Inside the train to Germany: Wonder, fatigue and, for a moment, fear
Nine-year-old Ali peered out the train window at the verdant, unfamiliar landscape. At the sight of misty low clouds wreathing a high hill, his eyes widened.
“Is that a volcano?” he asked, avid. He’d seen pictures of them in books.
On a normal day, the four-hour high-speed rail run between Vienna, the old imperial seat of power, and Munich, the beer-loving metropolis near the foot of the German Alps, would carry a mix of tourists, students and businesspeople. Passengers usually sit quietly with eyes glued to phones and tablets, glancing only occasionally at the tidy towns and orderly roadways spooling past outside.
On this day, though, dozens of migrants — most of them from Syria — gazed out with something like disbelief as the train clicked along at a steady 73 mph, bringing them ever closer to a destination that had become, over weeks of punishing travel, a literal land of dreams.
“Sometimes when we were sleeping in a field, I’d imagine it,” said Mohamed Abras, a 20-year-old student from Damascus, Syria’s capital, who fled to Turkey rather than face conscription into the army. From there, he rode a rubber raft to Greece, bedded down outdoors in Macedonia, fell horribly ill in Serbia and evaded the police in Hungary.
The train was full to overflowing, with every available seat taken and some people standing or sprawled on the floor. Authorities had put extra trains into service to carry some of the thousands who flooded into Austria over the weekend, bound for Germany and other destinations to the north and west, but also provided passage on scheduled commercial service to many others.
In contrast to Western travelers who carried sleek briefcases or rollaway spinner bags they stowed neatly in overhead baggage racks, most of the migrants and asylum seekers clutched single small backpacks, their worldly possessions winnowed down to the bare necessities of life on the road.
Many of the adults sagged in exhaustion. Nisreen Salem, Ali’s widowed mother, said it had been days since she had slept in any way other than nodding off on her own shoulder — gesturing to show fitful, head-jerking sleep. She nearly slipped into another of those naps as she spoke.
With their mother’s vigilance eased, Ali and his 4-year-old sister, Rafet, were playing in the aisles several cars away, with him pretending to be a horse, her riding astride, until he stood up and scraped her off him. A few passengers frowned, but most looked on indulgently.
Asked if it was his first train ride, Ali was indignant, puffing out his chest like a miniature man of the world. “Of course not,” he said. That had been the day before, from near Austria’s border with Hungary.
In the cafe car, a barman serving up espresso and beer helped a Kurdish refugee decipher the menu, then laboriously count out euro coins to pay for his curry. The young waitress, dodging Ali and Rafet as they wrestled between two tables, was asked about the unaccustomed passenger manifest.
“It’s complicated,” she said. “But we’re managing. We’ll have to keep managing.”
As the fairy-tale spires of Salzburg, Mozart’s Austrian hometown, receded outside the train window, Marzan Arab tensed, rocking a bit in his seat. He knew the border was near now.
“Almost Germany,” the 22-year-old student murmured. “Almost Germany.”
In fact, the frontier flashed by unmarked. Migrant passengers checked their cellphones as service shifted to German carriers. “We’re reading road signs,” said Abras, smiling. “German road signs.”
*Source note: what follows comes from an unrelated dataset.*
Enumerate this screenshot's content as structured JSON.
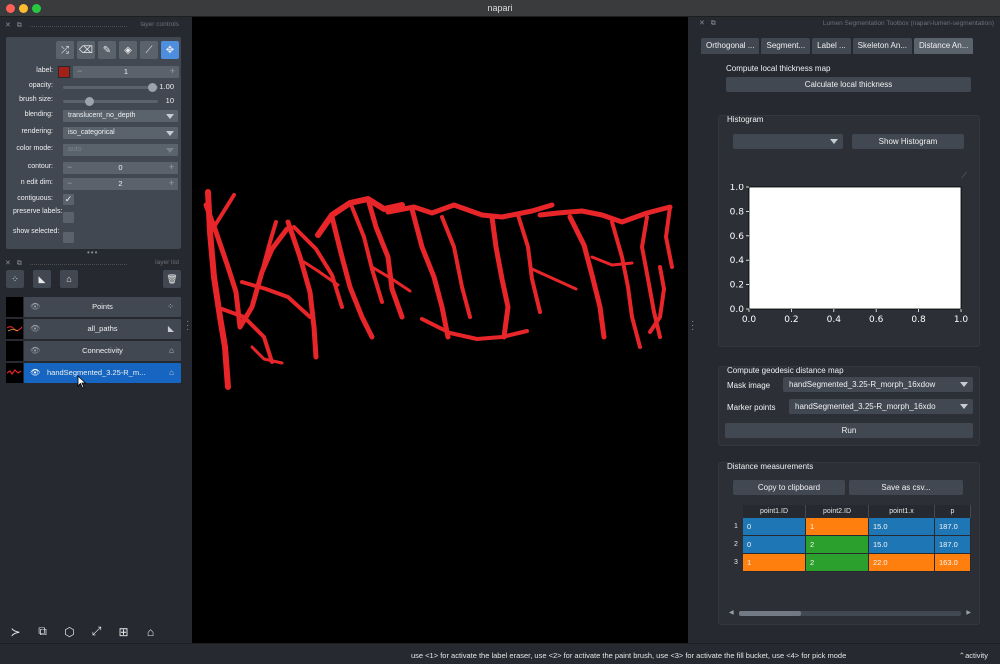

A piercing howl echoed through the carriage. Ali had shut the heavy sliding door of the handicapped restroom with Rafet inside. Unable to open it, she wailed loudly enough that passengers turned in their seats.
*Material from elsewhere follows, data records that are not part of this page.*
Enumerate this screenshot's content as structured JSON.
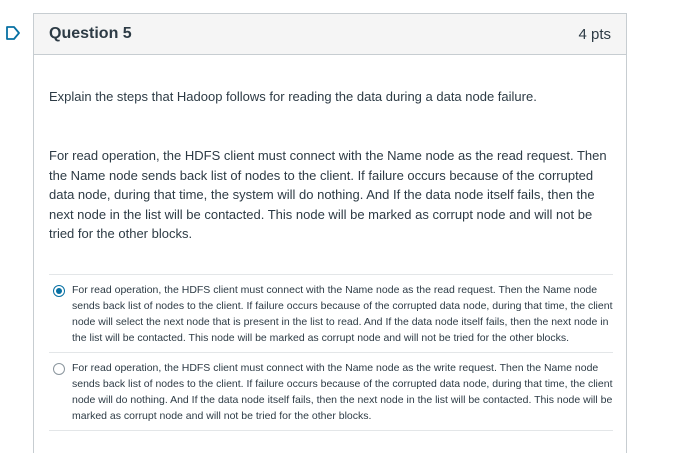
{
  "flag_icon": "bookmark-flag-icon",
  "question": {
    "title": "Question 5",
    "points": "4 pts",
    "prompt": "Explain the steps that Hadoop follows for reading the data during a data node failure.",
    "passage": "For read operation, the HDFS client must connect with the Name node as the read request. Then the Name node sends back list of nodes to the client. If failure occurs because of the corrupted data node, during that time, the system will do nothing. And If the data node itself fails, then the next node in the list will be contacted. This node will be marked as corrupt node and will not be tried for the other blocks."
  },
  "answers": [
    {
      "text": "For read operation, the HDFS client must connect with the Name node as the read request. Then the Name node sends back list of nodes to the client. If failure occurs because of the corrupted data node, during that time, the client node will select the next node that is present in the list to read. And If the data node itself fails, then the next node in the list will be contacted. This node will be marked as corrupt node and will not be tried for the other blocks.",
      "selected": true
    },
    {
      "text": "For read operation, the HDFS client must connect with the Name node as the write request. Then the Name node sends back list of nodes to the client. If failure occurs because of the corrupted data node, during that time, the client node will do nothing. And If the data node itself fails, then the next node in the list will be contacted. This node will be marked as corrupt node and will not be tried for the other blocks.",
      "selected": false
    }
  ],
  "colors": {
    "accent": "#0770a3",
    "text": "#2d3b45",
    "border": "#c7cdd1",
    "header_bg": "#f5f5f5"
  }
}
When a female passenger hurried to free her, the little girl hurled herself into her arms and trembled for a moment — then, with tears still staining her cheeks, chased after her brother to play some more.
Finally, a ripple of excitement, mixed with apprehension: Munich. When the train pulled into the Hauptbahnhof — the central station — the asylum seekers were told to wait to one side while passengers showing foreign passports were waved through police lines. A few of the migrants looked scared.
But police in the cordon were protective of the new arrivals, blocking them from a dozen international camera crews as they ushered them toward tents set up to receive them and give them medical checks before sending them to temporary accommodation.
Behind the police cordon, a crowd of Germans shouted out words of welcome and encouragement. One of those was 19-year-old student Susan Halmheu, who said she wanted the voyagers’ first impression of Germany to be a warm one — though she acknowledged many compatriots opposed the mass resettlement of refugees.
“Life has not been kind to them,” she said. “But we can try to be.”